- 594 Okunma
- 1 Yorum
- 0 Beğeni
TÜRK ŞİİRİNİN FEDAİ ŞAİRİ
Mustafa Kemal’in 1920 yılında , Afyonkarahisar’da subaylara seslenişini ben, ’subay’ sözcüğü yerine ’şair’ i, ordu yerine ’şiiri’ koyarak, biraz da öyle anlarım, anlamak isterim:
’Millet, bağımsızlığının muhafazasından ibaret olan hayati gayesinin teminini şiirden, şiirin ruhunu teşkil eden şairlerden bekler. İşte şairlerin yüce olan vazifesi budur. Allah göstermesin milletin bağımsızlığı ihlal edilirse bunun vebali şairlere ait olacaktır.
’Şahsi ve özel hayatları itibariyle de şairler, fedakarlar sınıfının en önünde bulunmak mecburiyetindedirler. Çünkü düşmanlarımız herkesten evvel şairleri öldürür. Şairleri aşağılar ve hor görürler. Şairin yaşamak için bir çaresi vardır: Şerefini korumak! Halbuki düşmanlarımızın da kastettiği, o şerefi ayaklar altına atmaktır. Dolayısıyla şair için ’ya istiklal ya ölüm’ vardır.’
İşte ak saçlı Rıfat Ilgaz. Bir fedai şair. Yaşamı boyunca atını, düşman saflarının tam merkezine sürdü. Ardından giden Ahmed Arif, bağırıyor arkasından :’Heeey Rıfat Ağabey! Sana ağabey demek benim için onurdur.’ Rıfat Ağabey, atının boynuna yatmış. Başını geri atıp yanıtlıyor.öz kardeşini: Bir ömrü halkımızın ve insanlığın mutluluğu için, bile bile, kahrolarak ve seve seve veriyoruz! Alnımız ak Ahmed’im, yüreğimiz pırıl pırıl Helal olsun Ahmed Arif kardeşime. Feda olsun Rıfatlar bu memlekete!’
Ahmed Arif tekrar bağırıyor dolu dizgin: Rıfat Ağabey! Sen , halkımın, yurdumun büyük acısı, büyük hüznü, sonsuz sevinci ve yıkılması imkansız onurusun. Büyük şair, büyük namus anıtı ve büyük ozansın.
Rıfat Ilgaz kanatlanmış atın üstünden sesleniyor: ’ Benim eşsiz, değerli kardeşim, içli özgün şairim! Hoşça kal, solmaz, tükenmez yeşillikler içinde! ’

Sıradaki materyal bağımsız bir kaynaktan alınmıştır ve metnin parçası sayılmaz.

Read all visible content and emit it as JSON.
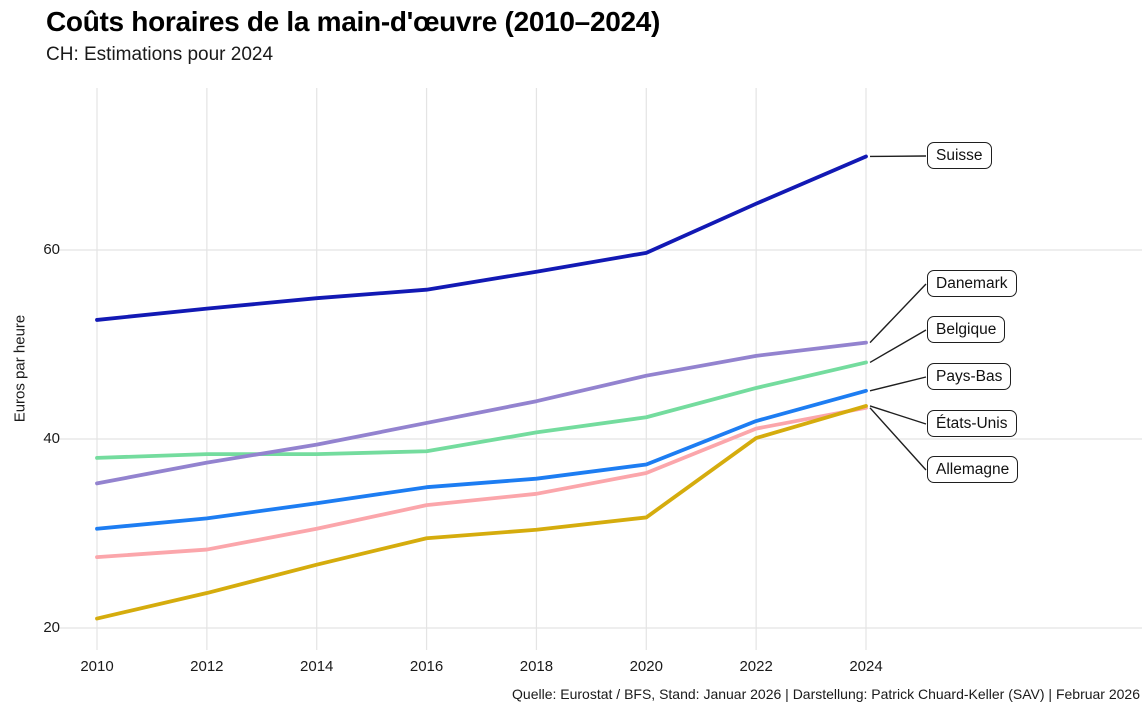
{
  "header": {
    "title": "Coûts horaires de la main-d'œuvre (2010–2024)",
    "subtitle": "CH: Estimations pour 2024"
  },
  "caption": "Quelle: Eurostat / BFS, Stand: Januar 2026 | Darstellung: Patrick Chuard-Keller (SAV) | Februar 2026",
  "chart_data": {
    "type": "line",
    "title": "Coûts horaires de la main-d'œuvre (2010–2024)",
    "subtitle": "CH: Estimations pour 2024",
    "xlabel": "",
    "ylabel": "Euros par heure",
    "x": [
      2010,
      2012,
      2014,
      2016,
      2018,
      2020,
      2022,
      2024
    ],
    "x_ticks": [
      2010,
      2012,
      2014,
      2016,
      2018,
      2020,
      2022,
      2024
    ],
    "y_ticks": [
      20,
      40,
      60
    ],
    "xlim": [
      2010,
      2024
    ],
    "ylim": [
      17,
      77
    ],
    "grid": true,
    "legend_position": "right-edge-labels",
    "grid_color": "#e4e4e4",
    "label_box_border_color": "#1f1f1f",
    "series": [
      {
        "name": "Suisse",
        "color": "#1219b4",
        "values": [
          52.6,
          53.8,
          54.9,
          55.8,
          57.7,
          59.7,
          64.9,
          69.9
        ]
      },
      {
        "name": "Danemark",
        "color": "#9383cf",
        "values": [
          35.3,
          37.5,
          39.4,
          41.7,
          44.0,
          46.7,
          48.8,
          50.2
        ]
      },
      {
        "name": "Belgique",
        "color": "#74dc9e",
        "values": [
          38.0,
          38.4,
          38.4,
          38.7,
          40.7,
          42.3,
          45.4,
          48.1
        ]
      },
      {
        "name": "Pays-Bas",
        "color": "#1d7df2",
        "values": [
          30.5,
          31.6,
          33.2,
          34.9,
          35.8,
          37.3,
          41.9,
          45.1
        ]
      },
      {
        "name": "États-Unis",
        "color": "#d5ac0d",
        "values": [
          21.0,
          23.7,
          26.7,
          29.5,
          30.4,
          31.7,
          40.1,
          43.5
        ]
      },
      {
        "name": "Allemagne",
        "color": "#fba6ab",
        "values": [
          27.5,
          28.3,
          30.5,
          33.0,
          34.2,
          36.4,
          41.1,
          43.3
        ]
      }
    ]
  }
}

Rıfat Ilgaz ve Ahmed Arif: Ağabey kardeş. Türkçenin , Türk devriminin Namık Kemaller, Tevfik Fikretler, Nazım Hikmetler gibi iki fedaisi. Attila İlhan , kendisinin de içinde bulunduğu 1940’ın mücadeleci, sosyalist şairler grubu için ’fedailer mangası’ benzetmesini kullanır. Nazım Hikmet’in ardından yetişen fedailer mangasının şerefli şairleri arasında Rıfat Ilgaz ve Ahmed Arif’in yanı sıra Hasan İzzettin Dinamo, A.Kadir, Ömer Faruk Toprak, Niyazi Akıncıoğlu, Suat Taşer, Enver Gökçe ve Şükran Kurdakul da vardır.

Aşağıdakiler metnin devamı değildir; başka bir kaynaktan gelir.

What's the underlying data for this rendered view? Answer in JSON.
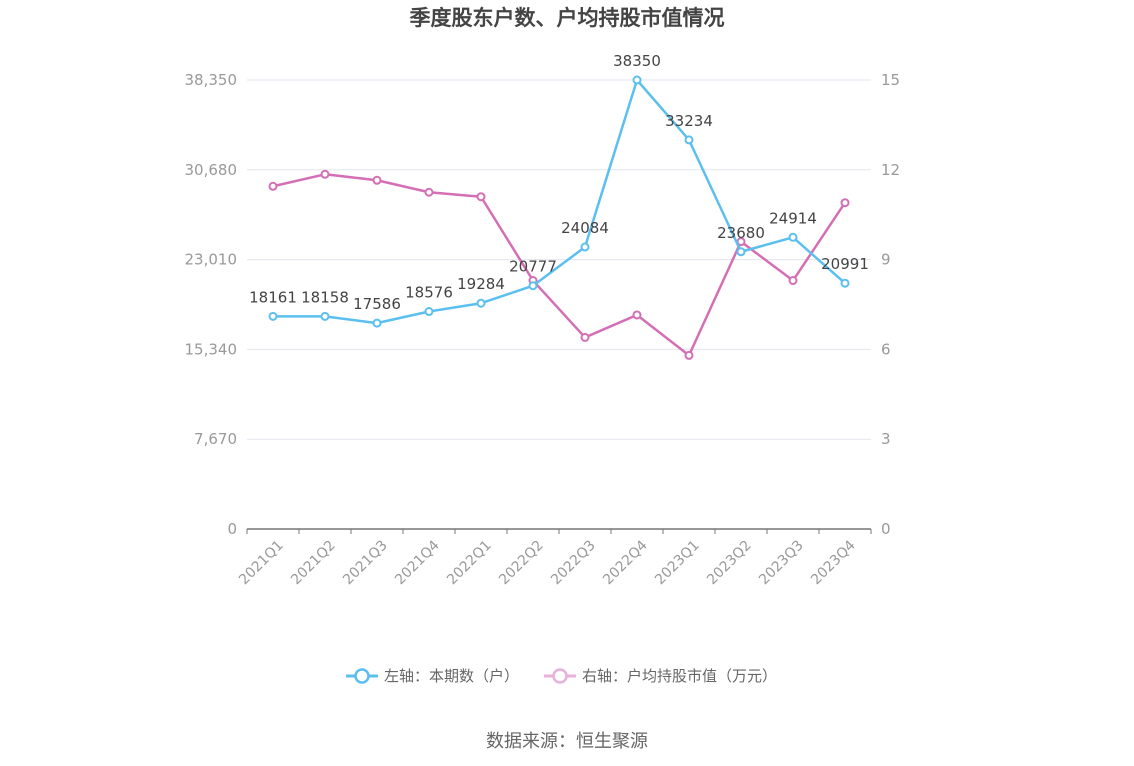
{
  "chart_data": {
    "type": "line",
    "title": "季度股东户数、户均持股市值情况",
    "categories": [
      "2021Q1",
      "2021Q2",
      "2021Q3",
      "2021Q4",
      "2022Q1",
      "2022Q2",
      "2022Q3",
      "2022Q4",
      "2023Q1",
      "2023Q2",
      "2023Q3",
      "2023Q4"
    ],
    "left_axis": {
      "ticks": [
        "0",
        "7,670",
        "15,340",
        "23,010",
        "30,680",
        "38,350"
      ],
      "min": 0,
      "max": 38350
    },
    "right_axis": {
      "ticks": [
        "0",
        "3",
        "6",
        "9",
        "12",
        "15"
      ],
      "min": 0,
      "max": 15
    },
    "series": [
      {
        "name": "左轴：本期数（户）",
        "axis": "left",
        "color": "#5bbfef",
        "values": [
          18161,
          18158,
          17586,
          18576,
          19284,
          20777,
          24084,
          38350,
          33234,
          23680,
          24914,
          20991
        ],
        "labels": [
          "18161",
          "18158",
          "17586",
          "18576",
          "19284",
          "20777",
          "24084",
          "38350",
          "33234",
          "23680",
          "24914",
          "20991"
        ]
      },
      {
        "name": "右轴：户均持股市值（万元）",
        "axis": "right",
        "color": "#d46fb5",
        "values": [
          11.45,
          11.85,
          11.65,
          11.25,
          11.1,
          8.3,
          6.4,
          7.15,
          5.8,
          9.6,
          8.3,
          10.9
        ]
      }
    ],
    "legend_position": "bottom",
    "grid": true
  },
  "source": "数据来源：恒生聚源"
}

Sabahattin Ali, 1943 yılında, Rıfat Ilgaz’ın ilk kitabı ’Yarenlik’ üzerine şöyle yazıyor:
’Onun asıl kudreti, ferdilikten kurtulup cemiyetin malı olabilmesinde, kendi küçük dünyasındaki bütün şahsi meselelerin sosyal mahiyetini kavramasında ve bunların bir üçüncü şahıs bitaraflığı ile anlatabilmesindedir. ’Yarenlik bize , bir sanatkarın fildişi kuleye kapatılmadan da kendisini verebildiğini, hatta daha fazlasını yaparak , kendisi ile beraber bütün bir cemiyet parçasını da eserlerinde aksettirmek suretiyle, sahici sanatkar, halk sanatkarı mertebesine ulaşabileceğini göstermiştir.’

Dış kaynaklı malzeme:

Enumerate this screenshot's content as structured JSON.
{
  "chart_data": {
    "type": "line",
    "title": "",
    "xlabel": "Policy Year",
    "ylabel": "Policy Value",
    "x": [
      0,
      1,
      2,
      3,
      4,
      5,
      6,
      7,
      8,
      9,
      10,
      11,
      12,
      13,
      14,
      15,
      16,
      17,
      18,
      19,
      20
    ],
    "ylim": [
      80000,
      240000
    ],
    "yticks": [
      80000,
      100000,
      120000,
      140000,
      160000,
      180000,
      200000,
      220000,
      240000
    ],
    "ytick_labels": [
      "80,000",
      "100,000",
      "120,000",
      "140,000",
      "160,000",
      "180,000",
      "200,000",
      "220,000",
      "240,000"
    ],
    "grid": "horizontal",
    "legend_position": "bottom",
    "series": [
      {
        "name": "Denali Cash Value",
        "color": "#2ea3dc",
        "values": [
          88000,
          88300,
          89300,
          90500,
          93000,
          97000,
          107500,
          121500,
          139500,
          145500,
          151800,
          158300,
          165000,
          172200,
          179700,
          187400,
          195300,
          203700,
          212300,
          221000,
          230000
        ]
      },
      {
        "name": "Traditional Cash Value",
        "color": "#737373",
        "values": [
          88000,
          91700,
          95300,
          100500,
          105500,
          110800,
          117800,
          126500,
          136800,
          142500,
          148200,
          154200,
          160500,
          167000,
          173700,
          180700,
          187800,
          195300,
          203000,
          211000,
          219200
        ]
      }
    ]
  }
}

Türk toplumcu şiirinin en büyük öncülerinden Rıfat Ilgaz’ı, 7 Temmuz 1993’te Sivas katliamının sarsıntıları, yürek yangınları arasında yitirdik. Milletimize karşı düzenlenen bu hain saldırılar, tertipler onun yüreğini acıyla doldurdu. Rıfat Ağabeyim, yeşillikler içinde kardeşin Ahmed Arifle birlikte rahat uyu. Türk milleti bu tertipleri aşacak, Türk şiiri nice şerefli, fedai şairler yetiştirecektir elbette.